Em termos gerais, ela tem dois objetivos principais. O primeiro é do tipo forense; o segundo, de natureza epidemiológica. A autópsia psicológica é ordenada no âmbito de uma investigação criminal e constitui uma ferramenta para complementar a autópsia médico-legal. É aplicada nos casos em que a causa da morte é duvidosa.

Do ponto de vista epidemiológico, esta ferramenta visa coletar informações relevantes para estabelecer expressões de comportamento, circunstâncias, motivações, etc. Toda essa informação deve servir para estabelecer fatores de risco comuns, com a finalidade de prevenir ou evitar novos suicídios.

Embora em menor grau, esse instrumento também serve para outros objetivos, como estabelecer a validade legal de ações anteriores à morte (por exemplo, assinatura de documentos). Também permite avaliar se houve erros na práxis, em pessoas que estavam em tratamento médico ou psicológico, para estruturar perfis psicológicos e construir categorias criminológicas, entre outros.

Ferramentas de pesquisa

Esse tipo de autópsia é elaborada basicamente a partir de três ferramentas: o estudo da cena do crime, a coleta de traços psicológicos e a entrevista de pessoas próximas à vítima. O estudo da cena do crime fornece pistas importantes sobre todo o caso. O método escolhido, a disposição dos objetos ao redor do corpo e outros elementos semelhantes fornecem informações valiosas.

O estudo dos traços psicológicos é feito através de cartas, mensagens, jornais e todos os documentos ou informações que possam ser úteis, seja para estabelecer um perfil psicológico da vítima ou para esclarecer as circunstâncias em que sua morte ocorreu.

A entrevista com as pessoas próximas à vítima também tem o objetivo de coletar informações sobre a personalidade e as motivações do suicídio. Esse é um dos procedimentos mais controversos da autópsia psicológica, pois é muito difícil estabelecer os vieses ou interesses que aqueles que cercam o suicida podem ter.

Mulher sendo entrevistada

Os protocolos a seguir

Existem vários protocolos para a realização de uma autópsia psicológica. No entanto, um dos mais utilizados é o modelo MAPI, criado pela Dra. Teresita García Pérez. Ela é a médica cubana que moldou esse método, que provou ser muito prático e funcional. A palavra MAPI refere-se aos quatro aspectos básicos a serem analisados.
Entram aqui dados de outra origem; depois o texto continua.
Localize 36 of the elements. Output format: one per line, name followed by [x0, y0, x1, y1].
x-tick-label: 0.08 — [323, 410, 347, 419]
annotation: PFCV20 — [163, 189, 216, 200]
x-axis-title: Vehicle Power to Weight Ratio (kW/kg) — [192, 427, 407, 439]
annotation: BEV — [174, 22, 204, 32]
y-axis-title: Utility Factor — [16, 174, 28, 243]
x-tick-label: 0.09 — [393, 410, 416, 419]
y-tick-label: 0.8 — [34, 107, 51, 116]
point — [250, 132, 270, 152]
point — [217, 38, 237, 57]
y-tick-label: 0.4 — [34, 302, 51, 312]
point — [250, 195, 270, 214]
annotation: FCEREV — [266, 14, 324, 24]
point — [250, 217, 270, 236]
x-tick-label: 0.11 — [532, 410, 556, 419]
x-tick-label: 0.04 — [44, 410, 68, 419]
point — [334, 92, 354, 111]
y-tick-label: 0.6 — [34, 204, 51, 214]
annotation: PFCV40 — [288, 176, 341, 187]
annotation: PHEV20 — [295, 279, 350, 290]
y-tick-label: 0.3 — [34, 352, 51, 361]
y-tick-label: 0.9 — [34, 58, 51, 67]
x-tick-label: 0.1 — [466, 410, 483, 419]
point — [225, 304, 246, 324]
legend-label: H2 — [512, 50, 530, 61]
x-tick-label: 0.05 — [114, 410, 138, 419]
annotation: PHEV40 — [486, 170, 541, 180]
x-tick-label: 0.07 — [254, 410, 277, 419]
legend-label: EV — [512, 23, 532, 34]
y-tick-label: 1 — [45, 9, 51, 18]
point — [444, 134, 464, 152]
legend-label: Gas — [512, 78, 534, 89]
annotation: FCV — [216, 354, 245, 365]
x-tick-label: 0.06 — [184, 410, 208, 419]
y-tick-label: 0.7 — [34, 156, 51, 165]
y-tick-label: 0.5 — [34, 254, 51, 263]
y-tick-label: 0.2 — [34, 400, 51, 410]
Estes são:

  • M-Mental: analisa habilidades e capacidades cognitivas, como julgamento, cognição, inteligência, memória e atenção, entre outros.
  • A-Afetivo: busca os sinais de possíveis distúrbios afetivos, como a depressão.
  • P-Psicossocial: examina os círculos de relacionamento da vítima ao longo de sua vida.
  • I-Interpessoal: estabelece a maneira como a pessoa costumava se relacionar com seu ambiente imediato.

O protocolo indica que o primeiro ponto é trabalhar no local dos fatos para capturar traços psicológicos, sinais e indicações das circunstâncias do suicídio.

Depois, há uma entrevista estruturada com três pessoas próximas sobre 60 dimensões. Tais entrevistas ocorrem de um a seis meses após o fato.

Por fim, é realizada uma análise interdisciplinar, envolvendo pelo menos um psicólogo, um médico e um criminologista. A partir daí, é elaborado um relatório pericial, cuja natureza é probabilística. Isso estabelece a causa da morte com base no código NASH: Natural, Acidental, Suicídio ou Homicídio. Finalmente, as possíveis causas do fato são registradas.

Terroba-Garza, G., & Saltijeral, M. T. (2014). La autopsia psicológica como método para el estudio del suicidio. Salud Pública de México, 25(3), 285-293.